Tadic took over the leadership of the Democratic party after the March 2003 assassination of Zoran Djindjic, the Democrats' leader and Serbia's first noncommunist prime minister since World War II.

He has vowed to continue with the reform agenda of his predecessor. Tadic is also an ardent supporter of extraditing Serb war crimes suspects to the U.N. war crimes tribunal in The Hague, where Milosevic and others are standing trial on charges related to their roles in the Balkan wars in the 1990s.

"The West hasn't improved our life"

Tomislav Nikolic of the ultranationalist Serbian Radical Party.Image: AP

Tadic's challenger, 52-year-old Nikolic (photo) is against Serbia's entry to the EU and it was feared that any victory for him could leave Serbia isolated on the international stage and scare off investors from the west.
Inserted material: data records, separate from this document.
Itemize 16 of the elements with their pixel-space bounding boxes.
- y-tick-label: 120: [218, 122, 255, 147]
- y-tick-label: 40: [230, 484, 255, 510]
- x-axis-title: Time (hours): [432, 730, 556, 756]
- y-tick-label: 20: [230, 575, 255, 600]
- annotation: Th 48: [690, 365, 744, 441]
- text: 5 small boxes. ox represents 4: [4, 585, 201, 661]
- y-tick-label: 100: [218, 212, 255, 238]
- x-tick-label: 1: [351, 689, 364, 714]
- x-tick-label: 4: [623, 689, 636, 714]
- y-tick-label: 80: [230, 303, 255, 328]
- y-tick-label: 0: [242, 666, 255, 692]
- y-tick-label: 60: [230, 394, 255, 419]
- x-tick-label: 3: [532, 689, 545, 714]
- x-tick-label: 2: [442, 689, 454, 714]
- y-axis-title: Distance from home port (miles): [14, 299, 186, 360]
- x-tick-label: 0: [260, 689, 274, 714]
After casting his ballot in Belgrade earlier in the day, Nikolic predicted a tight race but said his "victory would return pride and dignity to Serbia."

Championing himself as the candidate for the working class, Nikolic's strident rhetoric and calls to limit foreign trade appeal to the unemployed, which make up almost 30 percent of the country's 7.5 million inhabitants.

"Serbia has opened its doors to the West, but the West hasn't improved your lives. It hasn't made the factories churn out more or brought better harvests," Nikolic said.

Nikolic has also strongly opposed Western demands that Belgrade extradite Serbs to The Hague, and had said that if he won the presidency, he would dedicate his victory to Milosevic.